What’s that, you ask?
Well, it’s like a built-in timetable for risk. Early on, when retirement is decades away, the fund can invest heavily in equities. As the target year approaches, it must steadily dial down risk and shift more money into safer assets like debt. So if you’re 35 today, the fund behaves aggressively. And by the time you’re in your 50s, it automatically becomes more conservative.
Now, you might think, “Equity is risky, but bonds can be risky too.” So, SEBI has accounted for that as well. Under the new rules, Life Cycle Funds can invest only in higher-quality debt instruments rated AA and above, and those bonds must mature before the fund itself does. In simple terms, the debt side can’t quietly take hidden risks either.
This marks an important shift. You no longer have to keep rethinking your portfolio every few years or switching funds as you age. The Life Cycle Fund adjusts risk automatically as time passes. This simply means that de-risking isn’t optional anymore, but simply built into the structure.
The focus also shifts from what a fund promises in its name to how the portfolio must behave over time. SEBI has drawn a clear line on naming. Fund houses can no longer use return-emphasising words like “wealth creators” or “high growth” in these schemes. The name must reflect the category, not hint at performance. In other words, it has to be ‘true-to-label’.
SEBI has also laid down structural guardrails.
Each Life Cycle Fund must have a fixed time horizon ranging from a minimum of 5 years to a maximum of 30 years. Investors know exactly what timeline they are signing up for. An AMC can launch only up to six such funds at any given time.
But then here’s the thing. As these funds near their target year, there’s another practical issue that can come up. Investors don’t all exit at the same time. Some withdraw early, others stay longer, and new inflows typically slow down. To prevent a fund from becoming too small toward the end of its life, SEBI allows it to be merged with the nearest maturity Life Cycle Fund if it has less than one year to go, provided the investors agree to it.
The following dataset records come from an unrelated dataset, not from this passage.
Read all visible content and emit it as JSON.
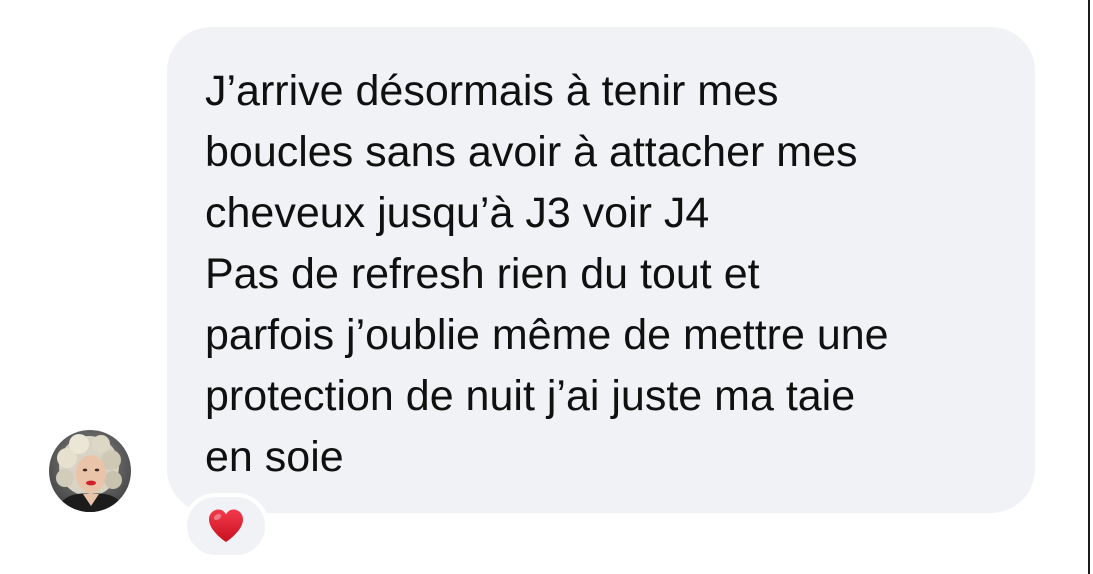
{
  "message": {
    "paragraphs": [
      {
        "lines": [
          "J’arrive désormais à tenir mes",
          "boucles sans avoir à attacher mes",
          "cheveux jusqu’à J3 voir J4"
        ]
      },
      {
        "lines": [
          "Pas de refresh rien du tout et",
          "parfois j’oublie même de mettre une",
          "protection de nuit j’ai juste ma taie",
          "en soie"
        ]
      }
    ],
    "bubble_color": "#f1f2f5",
    "text_color": "#101010"
  },
  "sender": {
    "avatar_icon": "profile-photo"
  },
  "reaction": {
    "icon": "red-heart-icon",
    "color": "#e0182d"
  }
}
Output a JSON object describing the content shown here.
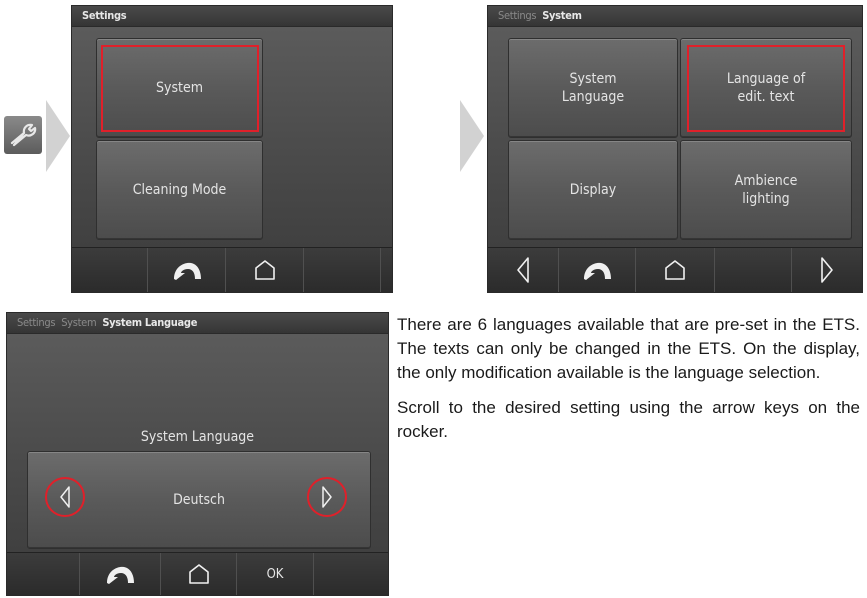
{
  "screen1": {
    "title": "Settings",
    "tiles": [
      "System",
      "Cleaning Mode"
    ]
  },
  "screen2": {
    "breadcrumb_parent": "Settings",
    "title": "System",
    "tiles": [
      "System\nLanguage",
      "Language of\nedit. text",
      "Display",
      "Ambience\nlighting"
    ]
  },
  "screen3": {
    "breadcrumb_1": "Settings",
    "breadcrumb_2": "System",
    "title": "System Language",
    "setting_label": "System Language",
    "setting_value": "Deutsch",
    "ok_label": "OK"
  },
  "icons": {
    "settings_entry": "wrench-icon",
    "back": "back-arrow-icon",
    "home": "home-icon",
    "prev": "left-arrow-icon",
    "next": "right-arrow-icon"
  },
  "colors": {
    "highlight": "#e0202a",
    "chevron": "#d0d0d0"
  },
  "description": {
    "p1": "There are 6 languages available that are pre-set in the ETS. The texts can only be changed in the ETS. On the display, the only modification available is the language selection.",
    "p2": "Scroll to the desired setting using the arrow keys on the rocker."
  }
}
There’s also a behavioural nudge built in. If you exit within the first year, you could pay an exit load (a fee if you want to sell your units before the designated time) of up to 3%. In the second year, that falls to 2%. In the third year, 1%. After that, there’s no exit load. This tells you that the glide path works best when investors stay the course.
So yeah, with this, the old “solution-oriented” category is being discontinued. Retirement and children’s funds under this label must stop accepting fresh subscriptions. Fund houses will have to transition these schemes or reposition them under other categories.
In the end, this isn’t just about introducing a new fund type. It’s about aligning structure with expectation. Earlier, discipline was implied. Now it’s mandated. Risk has to follow a timetable. And long-term investing is written directly into the rulebook.